Big Data Series: What’s Hadoop good for & does Hadoop in the cloud make sense?

What is Hadoop good & not so good for?

Hadoop is good for a number of things:

  • For projects from which we see future anticipated data growth
  • For projects that require long-term availability of data with relative ease of accessibility
  • For high volume and variety of data

So, where is Hadoop not so strong / where should we consider different solutions?

  • When we have a small data set
  • When we see task parallelization *
  • Advanced algorithms may not be reducible to a processing model supported by YARN
  • When we’re looking at replacements for our current data infrastructure – can we justify Hadoop? Will it cover all our requirements?

*As we mentioned before, data parallelization is where we run the same function across multiple nodes. Task parallelization is where we run many functions across many nodes at the same time.

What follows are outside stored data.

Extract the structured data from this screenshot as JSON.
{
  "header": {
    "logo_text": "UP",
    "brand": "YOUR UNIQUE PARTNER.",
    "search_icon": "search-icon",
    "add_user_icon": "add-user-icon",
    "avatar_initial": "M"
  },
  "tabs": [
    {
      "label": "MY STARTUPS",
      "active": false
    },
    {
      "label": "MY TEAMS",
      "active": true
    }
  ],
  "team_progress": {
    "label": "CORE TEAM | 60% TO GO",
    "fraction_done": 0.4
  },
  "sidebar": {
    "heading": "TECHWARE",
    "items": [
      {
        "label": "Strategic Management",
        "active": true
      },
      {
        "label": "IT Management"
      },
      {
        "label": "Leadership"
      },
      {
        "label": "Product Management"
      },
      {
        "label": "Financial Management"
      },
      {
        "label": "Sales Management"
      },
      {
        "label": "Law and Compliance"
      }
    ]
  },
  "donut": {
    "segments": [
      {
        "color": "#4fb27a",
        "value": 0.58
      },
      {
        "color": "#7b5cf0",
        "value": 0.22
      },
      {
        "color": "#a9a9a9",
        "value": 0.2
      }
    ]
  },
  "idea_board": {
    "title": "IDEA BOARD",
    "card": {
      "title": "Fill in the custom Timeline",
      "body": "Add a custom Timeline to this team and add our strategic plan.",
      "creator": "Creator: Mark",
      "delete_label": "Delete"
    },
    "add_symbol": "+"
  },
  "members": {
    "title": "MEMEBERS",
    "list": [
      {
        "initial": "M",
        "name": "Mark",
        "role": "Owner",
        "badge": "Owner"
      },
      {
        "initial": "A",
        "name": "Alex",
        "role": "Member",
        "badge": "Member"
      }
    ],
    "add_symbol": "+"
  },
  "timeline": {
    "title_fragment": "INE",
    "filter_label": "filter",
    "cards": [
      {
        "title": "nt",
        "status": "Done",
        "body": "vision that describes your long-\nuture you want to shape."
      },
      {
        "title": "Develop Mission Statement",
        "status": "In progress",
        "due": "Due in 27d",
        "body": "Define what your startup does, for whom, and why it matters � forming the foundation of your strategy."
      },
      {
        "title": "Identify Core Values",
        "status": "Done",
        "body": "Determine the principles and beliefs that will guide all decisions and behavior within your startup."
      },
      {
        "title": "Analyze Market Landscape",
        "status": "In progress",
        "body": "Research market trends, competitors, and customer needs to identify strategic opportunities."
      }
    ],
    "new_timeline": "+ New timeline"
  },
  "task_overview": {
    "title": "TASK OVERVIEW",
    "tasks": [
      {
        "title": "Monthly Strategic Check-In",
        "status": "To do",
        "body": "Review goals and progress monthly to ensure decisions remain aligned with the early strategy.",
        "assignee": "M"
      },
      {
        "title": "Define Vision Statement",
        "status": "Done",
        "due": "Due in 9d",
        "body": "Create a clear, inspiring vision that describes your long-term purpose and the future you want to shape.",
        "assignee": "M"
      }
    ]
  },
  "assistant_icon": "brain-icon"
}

Just because we have a ‘big data’ project, it doesn’t mean Hadoop is always the solution. Whatever we choose is going to require a large level of investment & hence, we should analyse carefully & proceed with caution.

Hadoop & the Cloud

Following on from the above discussion around the need for detailed analysis to prevent costs that were not 100% required, we need to now look at how we’re going to deploy our big data solution. We have two options: the cloud and on premise.

If you’re going to build yourself, you’re going to need to assemble a team that can:

  • Rack & stack storage & compute power
  • Configure a low-latency network
  • Manage upgrades to the cluster & expansion
  • Estimate hardware requirements (notoriously hard)
  • Ensure software and patches are up to date
  • Invest significant CAPEX to make all this happen

If you’re putting your cluster in the cloud (e.g. AWS), most of the problems go away. There is minimal up-front investment, quick deployment, automated scaling and capacity management and some cloud providers will also provide automated software updates.

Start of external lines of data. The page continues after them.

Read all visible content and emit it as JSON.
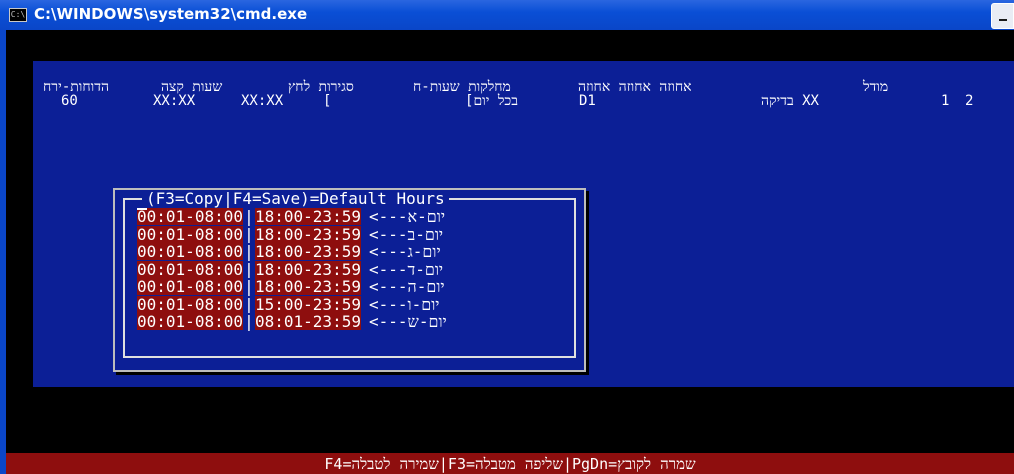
{
  "window": {
    "title": "C:\\WINDOWS\\system32\\cmd.exe",
    "icon": "console-icon"
  },
  "header": {
    "line1": {
      "col1": "הדוחות-ירח",
      "col2": "שעות קצה",
      "col3": "סגירות לחץ",
      "col4": "מחלקות שעות-ח",
      "col5": "אחוזה אחוזה אחוזה",
      "col6": "מודל"
    },
    "line2": {
      "col1": "60",
      "col2": "XX:XX",
      "col3": "XX:XX",
      "col4": "[",
      "col5": "[בכל יום",
      "col6": "D1",
      "col7": "בדיקה XX",
      "col8": "1",
      "col9": "2"
    }
  },
  "dialog": {
    "title": "(F3=Copy|F4=Save)=Default Hours",
    "rows": [
      {
        "a1": "00:01",
        "a2": "08:00",
        "b1": "18:00",
        "b2": "23:59",
        "day": "<---יום-א"
      },
      {
        "a1": "00:01",
        "a2": "08:00",
        "b1": "18:00",
        "b2": "23:59",
        "day": "<---יום-ב"
      },
      {
        "a1": "00:01",
        "a2": "08:00",
        "b1": "18:00",
        "b2": "23:59",
        "day": "<---יום-ג"
      },
      {
        "a1": "00:01",
        "a2": "08:00",
        "b1": "18:00",
        "b2": "23:59",
        "day": "<---יום-ד"
      },
      {
        "a1": "00:01",
        "a2": "08:00",
        "b1": "18:00",
        "b2": "23:59",
        "day": "<---יום-ה"
      },
      {
        "a1": "00:01",
        "a2": "08:00",
        "b1": "15:00",
        "b2": "23:59",
        "day": "<---יום-ו"
      },
      {
        "a1": "00:01",
        "a2": "08:00",
        "b1": "08:01",
        "b2": "23:59",
        "day": "<---יום-ש"
      }
    ]
  },
  "footer": {
    "text": "F4=שמירה לטבלה|F3=שליפה מטבלה|PgDn=שמרה לקובץ"
  },
  "colors": {
    "title_bar": "#0a46c8",
    "panel": "#0c1f96",
    "field": "#8e0e0e",
    "console": "#000000"
  }
}
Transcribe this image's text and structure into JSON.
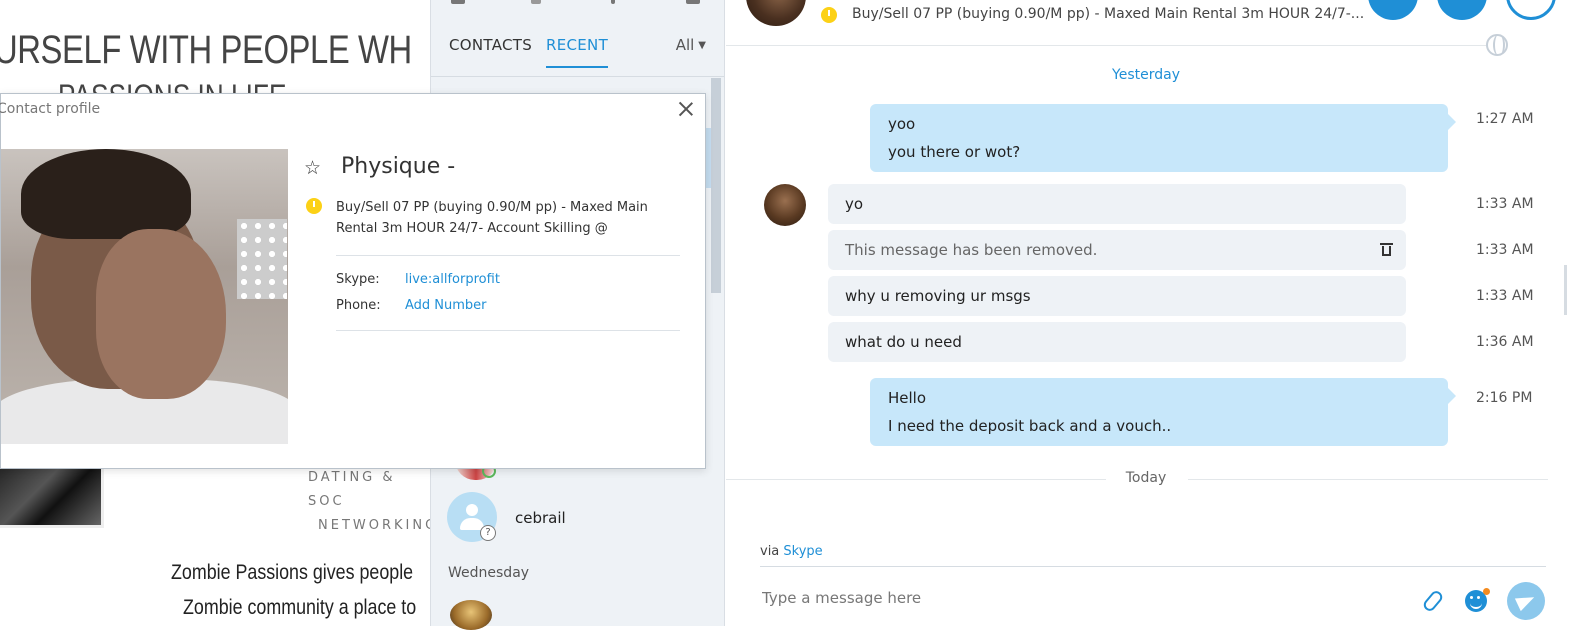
{
  "background_page": {
    "headline_line1": "URSELF WITH PEOPLE WH",
    "headline_line2": "PASSIONS IN LIFE",
    "dating_line1": "DATING & SOC",
    "dating_line2": "NETWORKING",
    "para_line1": "Zombie Passions gives people",
    "para_line2": "Zombie community a place to"
  },
  "contacts_panel": {
    "tabs": [
      "CONTACTS",
      "RECENT"
    ],
    "active_tab": "RECENT",
    "filter_label": "All",
    "contact_name": "cebrail",
    "day_label": "Wednesday"
  },
  "chat": {
    "status_text": "Buy/Sell 07 PP (buying 0.90/M pp) - Maxed Main Rental 3m HOUR 24/7-...",
    "date_yesterday": "Yesterday",
    "date_today": "Today",
    "messages": [
      {
        "direction": "out",
        "lines": [
          "yoo",
          "you there or wot?"
        ],
        "time": "1:27 AM"
      },
      {
        "direction": "in",
        "text": "yo",
        "time": "1:33 AM"
      },
      {
        "direction": "in",
        "text": "This message has been removed.",
        "time": "1:33 AM",
        "removed": true
      },
      {
        "direction": "in",
        "text": "why u removing ur msgs",
        "time": "1:33 AM"
      },
      {
        "direction": "in",
        "text": "what do u need",
        "time": "1:36 AM"
      },
      {
        "direction": "out",
        "lines": [
          "Hello",
          "I need the deposit back and a vouch.."
        ],
        "time": "2:16 PM"
      }
    ],
    "via_prefix": "via",
    "via_link": "Skype",
    "compose_placeholder": "Type a message here"
  },
  "profile": {
    "title": "Contact profile",
    "name": "Physique -",
    "status": "Buy/Sell 07 PP (buying 0.90/M pp) - Maxed Main Rental 3m HOUR 24/7- Account Skilling @",
    "skype_label": "Skype:",
    "skype_value": "live:allforprofit",
    "phone_label": "Phone:",
    "phone_value": "Add Number"
  },
  "colors": {
    "accent": "#1f8fd6",
    "outgoing_bubble": "#c7e7fa",
    "incoming_bubble": "#eef2f6",
    "away_status": "#fcd116"
  },
  "icons": [
    "star-icon",
    "close-icon",
    "away-status-icon",
    "trash-icon",
    "globe-icon",
    "attach-icon",
    "emoji-icon",
    "send-icon",
    "chevron-down-icon",
    "video-call-icon",
    "audio-call-icon",
    "add-person-icon"
  ]
}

This article may seem loaded towards the cloud solution & it’s true that it probably is. In most cases, the cloud does represent the best value for money, flexibility and scalability. There will however be situations in which the cloud is not the best example. For example, if your infrastructure is on premise & generates a huge amount of data, you may find data transfer latency & costs are too high to consider the cloud for your project.

Before we sign-off from this ‘big data & the cloud’ section, let’s talk about the different types of cloud services:

  • IAAS (Infrastructure As A Service): is as it sounds. You are responsible for everything, except the bare metal machine.
  • PAAS (Platform As A Service): is where the cloud provider will provide you with a box including an OS, database server & other options to enable you to develop your application immediately.
  • SAAS (Software As A Service): is a fully managed software solution. All you need to do is utilize the software – all hardware, operating system and updates are handled by the provider.

We are now moving into a world where we have XAAS, which denotes ‘Anything As A Service’.